Obsidian is a volcanic stone, and though “X-ray florescent testing,” researchers can determine where any particular piece of it came from.
Many of the obsidian weapon heads and tools found all across Wyoming came from the Yellowstone area, he said. During the paleolithic period, obsidian was a hot commodity.
“We think people carried it with them all over the state and used it frequently in trading,” Kirkwood said.
He and others in Wyoming practice flintknapping for sheer enjoyment. Some states allow hunting with hand-fashioned primitive weapons, he said, but Wyoming doesn’t.
Starting On Beer Bottles And Toilets
Kirkwood first became fascinated with paleolithic tools and weaponry as a child venturing afield with his father, a geologist.
“I would find arrowhead and think, ‘Wow, that’s really cool. I wounder how that was made?” he said.
While earning his undergraduate degree at UW, he took up flintknapping under the direction of some seasoned practitioners in the Archeology and Anthropology departments. Kirkwood continued to practice as he earned his advanced degree.
The main striking tool is called a billet. Traditionally, those were made from the main beams of elk or moose antlers. Antler tines (or the points coming off the main beam) can be used for finer edging work.
That’s done by pressing against the edges of the stone to snap off flakes to sharpen it.
Kirkwood has a full set of traditional antler tools, but he also “cheats” sometimes by using more modern, copper-tipped tools.
One thing he quickly learned is that flintknapping is about finesse, rather than force.
“At first I thought it was just going to involve banging on rocks,” he said. “It’s surprising how little force is actually needed.”
Since obsidian fractures in a manner similar to thick glass or porcelain, beginners will frequently cut their teeth on beer bottles or old toilets, which Kirkwood said he did.
“You can tell that somebody’s a flintknapper when you see an old toilet in their yard, broken apart,” he said.
While modern people might think the ancients were brutish and simple-minded, the skill and technical knowhow that goes into flintknapping proves otherwise, Kirkwood said.
It takes keen attention to observe how the stone might fracture and to always be thinking a few steps ahead to produce the desired shape, he said. Intense concentration goes into “reading” the stone, selecting just the right piece and hitting it at precisely the right angles.
And just as with modern arrowheads or bullets, weight can make all the difference.
He and a colleague discovered that by testing obsidian-tipped arrows shot from a recurve bow into ballistic gel. Ballistic gel is roughly the same consistency as muscle tissue and is frequently used in weapons testing.

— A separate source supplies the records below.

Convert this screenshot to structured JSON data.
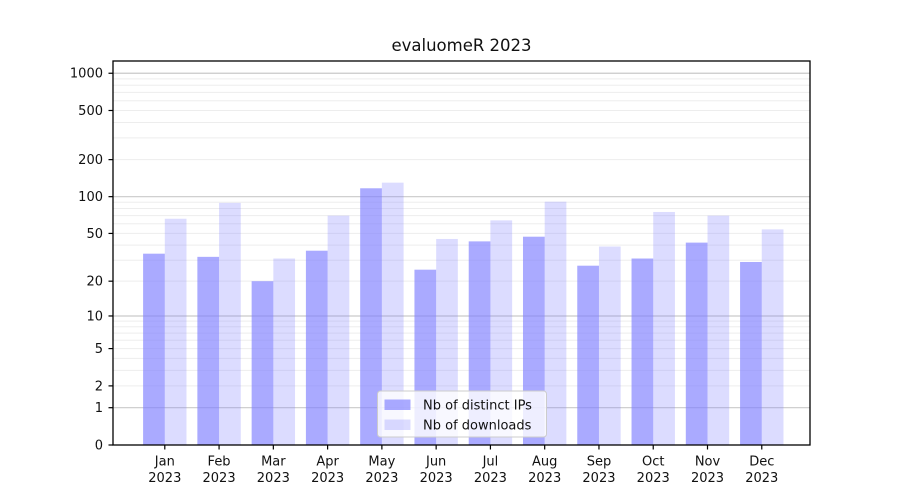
{
  "chart_data": {
    "type": "bar",
    "title": "evaluomeR 2023",
    "year_label": "2023",
    "categories": [
      "Jan",
      "Feb",
      "Mar",
      "Apr",
      "May",
      "Jun",
      "Jul",
      "Aug",
      "Sep",
      "Oct",
      "Nov",
      "Dec"
    ],
    "series": [
      {
        "name": "Nb of distinct IPs",
        "values": [
          34,
          32,
          20,
          36,
          117,
          25,
          43,
          47,
          27,
          31,
          42,
          29
        ],
        "fill": "#8080ff",
        "fill_opacity": 0.67,
        "rendered_color": "#aaaaf9"
      },
      {
        "name": "Nb of downloads",
        "values": [
          66,
          89,
          31,
          70,
          130,
          45,
          64,
          91,
          39,
          75,
          70,
          54
        ],
        "fill": "#8080ff",
        "fill_opacity": 0.28,
        "rendered_color": "#dcdcf9"
      }
    ],
    "yscale": "log10(value+1)",
    "y_ticks": [
      0,
      1,
      2,
      5,
      10,
      20,
      50,
      100,
      200,
      500,
      1000
    ],
    "y_major_gridlines": [
      1,
      10,
      100,
      1000
    ],
    "ylim": [
      0,
      1255
    ],
    "grid": true,
    "legend": {
      "position": "lower center",
      "entries": [
        "Nb of distinct IPs",
        "Nb of downloads"
      ]
    },
    "colors": {
      "grid_major": "#c9c9c9",
      "grid_minor": "#ededed",
      "axis": "#000000",
      "text": "#111111",
      "legend_border": "#cccccc",
      "legend_bg": "#ffffff"
    }
  }
}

They soon discovered that if the arrowhead was too light, it wouldn’t produce enough of a wound channel in the gel to have been fatal to an animal. And if it was too heavy, accuracy was lost.
“They (paleolithic hunters) had to find that sweet spots in terms of just the right weight,” he said. “I image it took them a lot of trail and error to achieve that.”
Mass Kill Sites
Much like modern archery hunters do, the ancients likely waited in ambush or stalked up on animals such as deer and elk, he said. But when it came to the massive bison and mammoths, they didn’t take chances on ending up eye-to-eye with a wounded beast.

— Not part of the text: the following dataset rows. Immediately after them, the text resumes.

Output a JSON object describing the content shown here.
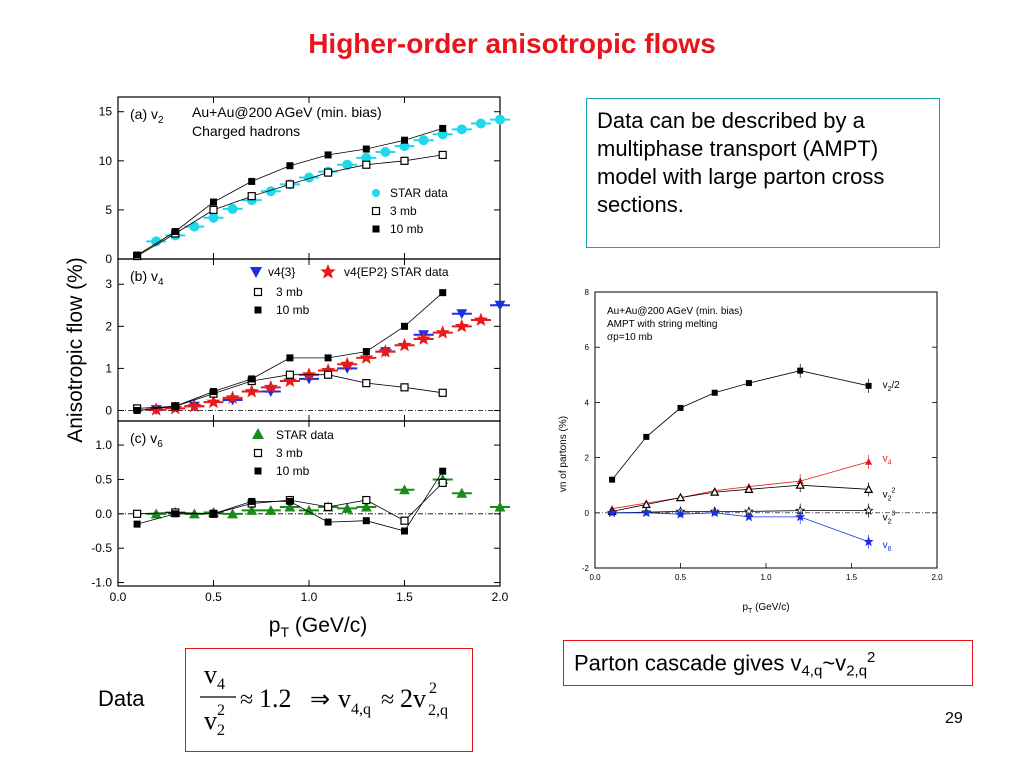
{
  "slide": {
    "title": "Higher-order anisotropic flows",
    "text_box": "Data can be described by a multiphase transport (AMPT) model with large parton cross sections.",
    "cascade": {
      "prefix": "Parton cascade gives v",
      "sub1": "4,q",
      "mid": "~v",
      "sub2": "2,q",
      "sup": "2"
    },
    "data_word": "Data",
    "formula": {
      "num_v": "v",
      "num_sub": "4",
      "den_v": "v",
      "den_sub": "2",
      "den_sup": "2",
      "approx1": "≈",
      "val": "1.2",
      "implies": "⇒",
      "lhs_v": "v",
      "lhs_sub": "4,q",
      "approx2": "≈",
      "rhs": "2v",
      "rhs_sub": "2,q",
      "rhs_sup": "2"
    },
    "page_number": "29"
  },
  "colors": {
    "title": "#e8131b",
    "star_cyan": "#1fd8ee",
    "star_blue": "#1a2fe0",
    "star_red": "#e81a1a",
    "star_green": "#1a8a1a",
    "box_teal": "#19a0a8",
    "box_red": "#e8131b"
  },
  "chart_data": [
    {
      "type": "scatter",
      "panel": "(a) v2",
      "panel_label": "(a) v",
      "panel_sub": "2",
      "annotation_lines": [
        "Au+Au@200 AGeV (min. bias)",
        "Charged hadrons"
      ],
      "xlabel": "p",
      "xlabel_sub": "T",
      "xlabel_unit": " (GeV/c)",
      "ylabel": "Anisotropic flow (%)",
      "xlim": [
        0,
        2.0
      ],
      "ylim": [
        0,
        16.5
      ],
      "yticks": [
        0,
        5,
        10,
        15
      ],
      "legend": [
        "STAR data",
        "3 mb",
        "10 mb"
      ],
      "series": [
        {
          "name": "STAR data",
          "marker": "circle",
          "color": "#1fd8ee",
          "x": [
            0.2,
            0.3,
            0.4,
            0.5,
            0.6,
            0.7,
            0.8,
            0.9,
            1.0,
            1.1,
            1.2,
            1.3,
            1.4,
            1.5,
            1.6,
            1.7,
            1.8,
            1.9,
            2.0
          ],
          "y": [
            1.8,
            2.4,
            3.3,
            4.2,
            5.1,
            6.0,
            6.9,
            7.6,
            8.3,
            8.9,
            9.6,
            10.3,
            10.9,
            11.5,
            12.1,
            12.7,
            13.2,
            13.8,
            14.2
          ]
        },
        {
          "name": "3 mb",
          "marker": "open-square",
          "color": "#000000",
          "x": [
            0.1,
            0.3,
            0.5,
            0.7,
            0.9,
            1.1,
            1.3,
            1.5,
            1.7
          ],
          "y": [
            0.3,
            2.6,
            5.0,
            6.4,
            7.6,
            8.8,
            9.6,
            10.0,
            10.6
          ]
        },
        {
          "name": "10 mb",
          "marker": "filled-square",
          "color": "#000000",
          "x": [
            0.1,
            0.3,
            0.5,
            0.7,
            0.9,
            1.1,
            1.3,
            1.5,
            1.7
          ],
          "y": [
            0.4,
            2.8,
            5.8,
            7.9,
            9.5,
            10.6,
            11.2,
            12.1,
            13.3
          ]
        }
      ]
    },
    {
      "type": "scatter",
      "panel": "(b) v4",
      "panel_label": "(b) v",
      "panel_sub": "4",
      "xlim": [
        0,
        2.0
      ],
      "ylim": [
        -0.25,
        3.6
      ],
      "yticks": [
        0,
        1,
        2,
        3
      ],
      "legend": [
        "v4{3}",
        "v4{EP2} STAR data",
        "3 mb",
        "10 mb"
      ],
      "series": [
        {
          "name": "v4{3}",
          "marker": "down-triangle",
          "color": "#1a2fe0",
          "x": [
            0.2,
            0.4,
            0.6,
            0.8,
            1.0,
            1.2,
            1.4,
            1.6,
            1.8,
            2.0
          ],
          "y": [
            0.02,
            0.1,
            0.25,
            0.45,
            0.75,
            1.0,
            1.4,
            1.8,
            2.3,
            2.5
          ]
        },
        {
          "name": "v4{EP2} STAR data",
          "marker": "star",
          "color": "#e81a1a",
          "x": [
            0.2,
            0.3,
            0.4,
            0.5,
            0.6,
            0.7,
            0.8,
            0.9,
            1.0,
            1.1,
            1.2,
            1.3,
            1.4,
            1.5,
            1.6,
            1.7,
            1.8,
            1.9
          ],
          "y": [
            0.02,
            0.05,
            0.1,
            0.2,
            0.3,
            0.45,
            0.55,
            0.7,
            0.85,
            0.95,
            1.1,
            1.25,
            1.4,
            1.55,
            1.7,
            1.85,
            2.0,
            2.15
          ]
        },
        {
          "name": "3 mb",
          "marker": "open-square",
          "color": "#000000",
          "x": [
            0.1,
            0.3,
            0.5,
            0.7,
            0.9,
            1.1,
            1.3,
            1.5,
            1.7
          ],
          "y": [
            0.05,
            0.1,
            0.4,
            0.7,
            0.85,
            0.85,
            0.65,
            0.55,
            0.42
          ]
        },
        {
          "name": "10 mb",
          "marker": "filled-square",
          "color": "#000000",
          "x": [
            0.1,
            0.3,
            0.5,
            0.7,
            0.9,
            1.1,
            1.3,
            1.5,
            1.7
          ],
          "y": [
            0.0,
            0.1,
            0.45,
            0.75,
            1.25,
            1.25,
            1.4,
            2.0,
            2.8
          ]
        }
      ]
    },
    {
      "type": "scatter",
      "panel": "(c) v6",
      "panel_label": "(c) v",
      "panel_sub": "6",
      "xlim": [
        0,
        2.0
      ],
      "ylim": [
        -1.05,
        1.35
      ],
      "yticks": [
        -1.0,
        -0.5,
        0.0,
        0.5,
        1.0
      ],
      "legend": [
        "STAR data",
        "3 mb",
        "10 mb"
      ],
      "series": [
        {
          "name": "STAR data",
          "marker": "up-triangle",
          "color": "#1a8a1a",
          "x": [
            0.2,
            0.3,
            0.4,
            0.5,
            0.6,
            0.7,
            0.8,
            0.9,
            1.0,
            1.1,
            1.2,
            1.3,
            1.5,
            1.7,
            1.8,
            2.0
          ],
          "y": [
            0.0,
            0.02,
            0.0,
            0.02,
            0.0,
            0.05,
            0.05,
            0.1,
            0.05,
            0.1,
            0.08,
            0.1,
            0.35,
            0.5,
            0.3,
            0.1
          ]
        },
        {
          "name": "3 mb",
          "marker": "open-square",
          "color": "#000000",
          "x": [
            0.1,
            0.3,
            0.5,
            0.7,
            0.9,
            1.1,
            1.3,
            1.5,
            1.7
          ],
          "y": [
            0.0,
            0.02,
            0.0,
            0.15,
            0.2,
            0.1,
            0.2,
            -0.1,
            0.45
          ]
        },
        {
          "name": "10 mb",
          "marker": "filled-square",
          "color": "#000000",
          "x": [
            0.1,
            0.3,
            0.5,
            0.7,
            0.9,
            1.1,
            1.3,
            1.5,
            1.7
          ],
          "y": [
            -0.15,
            0.0,
            0.0,
            0.18,
            0.18,
            -0.12,
            -0.1,
            -0.25,
            0.62
          ]
        }
      ]
    },
    {
      "type": "line",
      "panel": "AMPT parton vn",
      "annotation_lines": [
        "Au+Au@200 AGeV (min. bias)",
        "AMPT with string melting",
        "σp=10 mb"
      ],
      "xlabel": "p",
      "xlabel_sub": "T",
      "xlabel_unit": " (GeV/c)",
      "ylabel": "vn of partons (%)",
      "xlim": [
        0,
        2.0
      ],
      "ylim": [
        -2,
        8
      ],
      "xticks": [
        0.0,
        0.5,
        1.0,
        1.5,
        2.0
      ],
      "yticks": [
        -2,
        0,
        2,
        4,
        6,
        8
      ],
      "series": [
        {
          "name": "v2/2",
          "marker": "filled-square",
          "color": "#000000",
          "x": [
            0.1,
            0.3,
            0.5,
            0.7,
            0.9,
            1.2,
            1.6
          ],
          "y": [
            1.2,
            2.75,
            3.8,
            4.35,
            4.7,
            5.15,
            4.6
          ]
        },
        {
          "name": "v4",
          "marker": "up-triangle",
          "color": "#e81a1a",
          "x": [
            0.1,
            0.3,
            0.5,
            0.7,
            0.9,
            1.2,
            1.6
          ],
          "y": [
            0.15,
            0.35,
            0.55,
            0.8,
            0.95,
            1.15,
            1.85
          ]
        },
        {
          "name": "v2^2",
          "marker": "open-up-triangle",
          "color": "#000000",
          "x": [
            0.1,
            0.3,
            0.5,
            0.7,
            0.9,
            1.2,
            1.6
          ],
          "y": [
            0.05,
            0.3,
            0.55,
            0.75,
            0.85,
            1.0,
            0.85
          ]
        },
        {
          "name": "v2^3",
          "marker": "open-star",
          "color": "#000000",
          "x": [
            0.1,
            0.3,
            0.5,
            0.7,
            0.9,
            1.2,
            1.6
          ],
          "y": [
            0.0,
            0.02,
            0.05,
            0.05,
            0.05,
            0.08,
            0.08
          ]
        },
        {
          "name": "v6",
          "marker": "star",
          "color": "#1a2fe0",
          "x": [
            0.1,
            0.3,
            0.5,
            0.7,
            0.9,
            1.2,
            1.6
          ],
          "y": [
            0.0,
            0.0,
            -0.05,
            0.0,
            -0.15,
            -0.15,
            -1.05
          ]
        }
      ]
    }
  ]
}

Instead, they would try to push bison herds into a panic and run them off cliffs, he said. Then, hunters could finish off any wounded animals before processing the carcasses with knives and hide scrapers.

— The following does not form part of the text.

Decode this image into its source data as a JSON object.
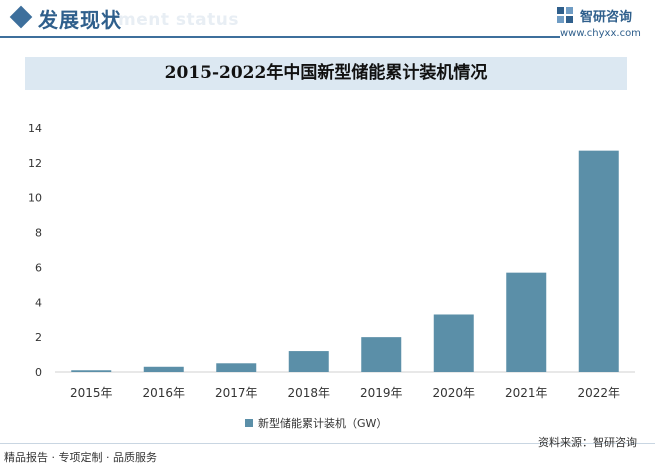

Mammoths could be pushed into narrow pinch points were hunters could hurl spears into them from above, he said.
The remains at such “mass kill sites” still found around Wyoming are treasure troves for researchers, he said.
Just as he was taught the art of flintknapping, Kirkwood said he likes to pass on the knowledge to youngsters any chance he gets. There will be flintknapping demonstrations and hands-on classes during the Wyoming Archeology Fair scheduled for Sept. 9 at the Wyoming Territorial Prison historical site in Laramie.
“There will be some master-level flintknappers there,” Kirkwood said.